Recent U.S. growth data support a positive outlook, since real GDP accelerated in Q3 2024 to an upwardly-revised 3.1%, which followed a strong 3.0% growth rate in Q2 2024. In the near term, the outlook is positive and the latest Atlanta Fed GDPNow data indicates that Q4 2024 GDP is likely to be 3.1%, based on data available through December 20.
Around 69% of Q3 2024 GDP was consumption, which is why record high non-farm payrolls, high numbers of open jobs, and low consumer debt delinquencies supported growth in 2024—and why they bode well for the U.S. growth outlook in 2025.
Consumer Inflation Trends And The Outlook For 2025
Year-on-year consumer inflation rates cooled in 2024 from 2023. Looking ahead to 2025, consumer inflationary pressures are likely to ease further based on modest month-on-month inflation in recent reports.

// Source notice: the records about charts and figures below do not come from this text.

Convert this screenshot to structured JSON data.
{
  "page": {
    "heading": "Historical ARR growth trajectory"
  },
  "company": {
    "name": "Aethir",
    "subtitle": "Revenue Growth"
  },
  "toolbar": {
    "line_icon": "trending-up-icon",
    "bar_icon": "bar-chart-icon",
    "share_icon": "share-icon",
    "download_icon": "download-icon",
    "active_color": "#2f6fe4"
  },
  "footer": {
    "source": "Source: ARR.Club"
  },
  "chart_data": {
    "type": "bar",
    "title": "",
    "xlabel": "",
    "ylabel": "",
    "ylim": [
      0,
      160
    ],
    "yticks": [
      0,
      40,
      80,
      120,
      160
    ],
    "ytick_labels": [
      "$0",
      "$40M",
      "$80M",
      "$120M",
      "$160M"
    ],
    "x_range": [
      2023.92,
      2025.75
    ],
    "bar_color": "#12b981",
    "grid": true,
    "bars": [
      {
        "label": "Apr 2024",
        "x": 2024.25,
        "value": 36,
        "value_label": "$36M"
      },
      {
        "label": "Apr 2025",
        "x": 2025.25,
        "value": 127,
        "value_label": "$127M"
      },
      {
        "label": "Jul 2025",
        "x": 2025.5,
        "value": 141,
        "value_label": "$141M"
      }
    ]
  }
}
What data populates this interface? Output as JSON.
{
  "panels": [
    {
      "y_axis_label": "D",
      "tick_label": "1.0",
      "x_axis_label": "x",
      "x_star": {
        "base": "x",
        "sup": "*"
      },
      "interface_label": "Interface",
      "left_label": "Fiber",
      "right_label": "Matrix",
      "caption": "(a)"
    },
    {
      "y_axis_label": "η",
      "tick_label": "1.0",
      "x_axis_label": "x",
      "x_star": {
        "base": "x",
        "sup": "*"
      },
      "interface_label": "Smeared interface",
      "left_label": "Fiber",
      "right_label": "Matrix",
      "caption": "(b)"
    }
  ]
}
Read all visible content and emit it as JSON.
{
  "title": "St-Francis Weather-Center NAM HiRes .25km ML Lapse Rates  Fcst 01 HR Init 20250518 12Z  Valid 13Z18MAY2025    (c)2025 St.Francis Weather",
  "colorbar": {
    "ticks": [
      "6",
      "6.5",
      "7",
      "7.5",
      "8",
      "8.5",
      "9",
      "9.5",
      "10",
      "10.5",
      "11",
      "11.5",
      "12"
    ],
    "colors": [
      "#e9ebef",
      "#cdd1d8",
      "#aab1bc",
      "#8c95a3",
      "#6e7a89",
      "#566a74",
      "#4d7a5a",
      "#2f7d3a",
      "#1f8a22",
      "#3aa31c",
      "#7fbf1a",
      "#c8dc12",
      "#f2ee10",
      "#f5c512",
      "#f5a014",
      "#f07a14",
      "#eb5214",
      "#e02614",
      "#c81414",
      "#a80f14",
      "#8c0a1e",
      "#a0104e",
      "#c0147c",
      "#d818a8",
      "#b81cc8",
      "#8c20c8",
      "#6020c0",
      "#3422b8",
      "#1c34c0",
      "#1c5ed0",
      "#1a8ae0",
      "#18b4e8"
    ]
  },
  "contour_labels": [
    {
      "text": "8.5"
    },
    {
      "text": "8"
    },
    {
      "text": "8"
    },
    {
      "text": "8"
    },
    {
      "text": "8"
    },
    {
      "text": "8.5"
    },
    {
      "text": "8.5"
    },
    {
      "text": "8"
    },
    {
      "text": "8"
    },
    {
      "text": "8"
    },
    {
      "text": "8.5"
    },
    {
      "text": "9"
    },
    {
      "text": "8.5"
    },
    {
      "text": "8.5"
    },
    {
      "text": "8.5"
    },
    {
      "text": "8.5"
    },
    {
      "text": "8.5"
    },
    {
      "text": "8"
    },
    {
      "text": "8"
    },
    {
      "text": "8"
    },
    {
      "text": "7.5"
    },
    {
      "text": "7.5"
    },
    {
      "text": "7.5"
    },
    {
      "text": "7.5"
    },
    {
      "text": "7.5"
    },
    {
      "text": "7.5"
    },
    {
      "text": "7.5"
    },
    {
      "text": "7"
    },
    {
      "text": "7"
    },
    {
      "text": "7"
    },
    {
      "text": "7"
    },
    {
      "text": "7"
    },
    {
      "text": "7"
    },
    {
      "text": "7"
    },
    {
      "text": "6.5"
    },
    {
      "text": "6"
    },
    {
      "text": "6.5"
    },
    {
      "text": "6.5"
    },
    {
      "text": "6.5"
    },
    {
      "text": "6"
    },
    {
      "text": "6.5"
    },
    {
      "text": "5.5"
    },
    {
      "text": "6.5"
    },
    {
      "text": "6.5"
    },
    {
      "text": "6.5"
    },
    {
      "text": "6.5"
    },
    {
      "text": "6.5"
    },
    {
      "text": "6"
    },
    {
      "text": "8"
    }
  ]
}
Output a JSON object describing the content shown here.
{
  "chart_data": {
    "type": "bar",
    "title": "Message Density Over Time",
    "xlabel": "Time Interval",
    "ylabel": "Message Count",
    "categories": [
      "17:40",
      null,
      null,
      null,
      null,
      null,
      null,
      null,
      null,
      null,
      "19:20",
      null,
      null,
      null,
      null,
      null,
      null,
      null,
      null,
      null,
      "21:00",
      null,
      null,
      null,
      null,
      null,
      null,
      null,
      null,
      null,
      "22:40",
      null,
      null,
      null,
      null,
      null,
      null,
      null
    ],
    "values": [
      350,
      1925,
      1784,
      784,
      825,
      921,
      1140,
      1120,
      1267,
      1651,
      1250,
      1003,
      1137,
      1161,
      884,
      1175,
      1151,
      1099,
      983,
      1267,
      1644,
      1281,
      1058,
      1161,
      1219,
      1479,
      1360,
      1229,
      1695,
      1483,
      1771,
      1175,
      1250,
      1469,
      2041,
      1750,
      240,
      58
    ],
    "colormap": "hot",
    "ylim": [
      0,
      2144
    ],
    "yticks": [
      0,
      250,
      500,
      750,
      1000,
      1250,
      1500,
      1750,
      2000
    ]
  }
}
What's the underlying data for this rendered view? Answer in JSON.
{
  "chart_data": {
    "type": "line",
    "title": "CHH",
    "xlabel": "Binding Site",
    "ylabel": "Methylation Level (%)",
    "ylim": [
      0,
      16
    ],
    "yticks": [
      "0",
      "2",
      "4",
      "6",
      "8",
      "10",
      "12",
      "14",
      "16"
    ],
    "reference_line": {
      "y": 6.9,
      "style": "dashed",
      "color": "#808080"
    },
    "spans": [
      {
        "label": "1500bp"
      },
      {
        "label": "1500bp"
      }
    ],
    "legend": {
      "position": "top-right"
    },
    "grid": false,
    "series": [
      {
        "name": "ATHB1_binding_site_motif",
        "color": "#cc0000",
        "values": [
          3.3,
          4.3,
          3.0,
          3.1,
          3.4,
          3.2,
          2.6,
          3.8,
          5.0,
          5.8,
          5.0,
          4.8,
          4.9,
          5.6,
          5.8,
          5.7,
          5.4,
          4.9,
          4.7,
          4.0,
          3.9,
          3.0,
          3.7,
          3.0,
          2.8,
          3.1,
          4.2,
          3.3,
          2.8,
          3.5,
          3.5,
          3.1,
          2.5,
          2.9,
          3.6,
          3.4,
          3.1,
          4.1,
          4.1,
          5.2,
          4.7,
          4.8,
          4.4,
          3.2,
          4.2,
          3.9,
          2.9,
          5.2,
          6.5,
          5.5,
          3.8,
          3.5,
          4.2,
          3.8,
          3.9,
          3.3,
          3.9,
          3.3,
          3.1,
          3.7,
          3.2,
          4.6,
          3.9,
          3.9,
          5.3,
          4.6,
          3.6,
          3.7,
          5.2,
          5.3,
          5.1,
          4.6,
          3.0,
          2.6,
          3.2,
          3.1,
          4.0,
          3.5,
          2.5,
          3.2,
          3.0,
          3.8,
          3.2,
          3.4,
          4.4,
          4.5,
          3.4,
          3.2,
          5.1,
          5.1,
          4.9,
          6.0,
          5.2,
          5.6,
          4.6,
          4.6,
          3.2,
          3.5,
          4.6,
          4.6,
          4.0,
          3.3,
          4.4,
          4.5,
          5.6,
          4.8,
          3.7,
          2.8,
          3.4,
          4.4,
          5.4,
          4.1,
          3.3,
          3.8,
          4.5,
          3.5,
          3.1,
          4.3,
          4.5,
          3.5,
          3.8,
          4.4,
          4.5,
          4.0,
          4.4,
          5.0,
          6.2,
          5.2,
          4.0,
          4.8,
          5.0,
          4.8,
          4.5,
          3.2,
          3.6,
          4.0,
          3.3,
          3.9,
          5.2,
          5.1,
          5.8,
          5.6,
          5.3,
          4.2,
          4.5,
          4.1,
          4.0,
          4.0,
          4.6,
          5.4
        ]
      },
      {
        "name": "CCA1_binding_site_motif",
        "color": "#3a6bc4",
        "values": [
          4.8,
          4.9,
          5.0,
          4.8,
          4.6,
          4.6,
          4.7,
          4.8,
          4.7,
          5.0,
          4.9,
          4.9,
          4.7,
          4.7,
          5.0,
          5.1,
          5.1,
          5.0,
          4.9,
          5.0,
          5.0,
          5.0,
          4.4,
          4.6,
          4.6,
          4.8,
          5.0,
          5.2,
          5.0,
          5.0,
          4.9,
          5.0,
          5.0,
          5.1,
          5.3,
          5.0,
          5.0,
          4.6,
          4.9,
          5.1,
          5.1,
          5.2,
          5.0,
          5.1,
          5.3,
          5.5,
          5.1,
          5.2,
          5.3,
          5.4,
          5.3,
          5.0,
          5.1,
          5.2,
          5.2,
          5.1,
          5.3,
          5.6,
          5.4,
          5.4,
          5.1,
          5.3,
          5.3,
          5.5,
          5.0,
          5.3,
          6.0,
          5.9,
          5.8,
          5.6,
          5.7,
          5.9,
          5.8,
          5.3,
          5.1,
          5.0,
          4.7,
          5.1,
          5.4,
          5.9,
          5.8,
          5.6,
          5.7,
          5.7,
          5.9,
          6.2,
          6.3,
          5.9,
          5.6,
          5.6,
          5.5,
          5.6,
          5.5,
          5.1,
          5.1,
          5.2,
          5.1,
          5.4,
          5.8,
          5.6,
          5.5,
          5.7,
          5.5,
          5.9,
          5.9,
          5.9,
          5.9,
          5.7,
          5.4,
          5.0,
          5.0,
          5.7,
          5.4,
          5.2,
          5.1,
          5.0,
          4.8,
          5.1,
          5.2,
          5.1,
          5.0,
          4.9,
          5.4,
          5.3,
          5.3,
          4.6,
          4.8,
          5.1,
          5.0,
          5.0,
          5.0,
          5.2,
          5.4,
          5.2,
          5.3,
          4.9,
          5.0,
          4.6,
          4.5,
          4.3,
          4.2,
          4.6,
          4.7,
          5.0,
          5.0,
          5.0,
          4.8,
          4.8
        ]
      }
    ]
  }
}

Current consumer inflation rates are well above the Fed’s 2% target, with the total Consumer Price Index at 2.7%, core CPI at 3.3%, total PCE inflation at 2.4%, and core PCE at 2.8%. However, according to Prestige Economics, year-on-year consumer inflation rates are likely to fall in Q2 2025 due to base effects. Plus, the average year-on-year pace of most measures of consumer inflation are likely to be lower in 2025 than in 2024.
Interest Rate Trends And The Outlook For 2025
Interest rates began falling in 2024 and more rate cuts are coming in 2025, according to the December Federal Open Market Committee projections.
Following the December Fed interest rate cut and FOMC projections, market expectations reflect no interest rate cut in January. However, FOMC projections still reflect two likely 0.25% interest rate cuts in 2025.
FOMC projections often differ greatly from reality—and there could be cause for the Fed to cut interest rates by more than 0.5% in 2025.
Market Implications Of The Outlooks That Will Shape 2025
Finance professionals are fond of saying, “the trend is your friend,” even if a trend is not very positive. Fortunately, in 2024, the trends were quite positive, including ongoing net payroll gains, solid consumption, positive growth, easing inflation, and falling interest rates. The outlook for 2025 includes many of the same elements and tailwinds that were present at the beginning of 2024.
Of course, there are downside risks to the outlook, especially political and geopolitical risks. However, these risks also loomed large over outlook for 2024, which is poised to close out a strong year for the economy and equity markets.
Ongoing labor market strength is likely to support consumption and growth in 2025, while easing interest rates likely open the door for the Fed to cut interest rates further.
Markets have priced in FOMC projections of only two 0.25% Fed rate cuts in 2025, and any additional cuts would likely weigh on the dollar and bond yields, while supporting equity prices, bond prices, and industrial commodity prices.
Despite the latest FOMC projections, Prestige Economics expects at least three rate cuts in 2025, with the next interest rate cut coming at or before the May 2025 Fed meeting.
What is your outlook for the economy, markets, and Fed policy 2025?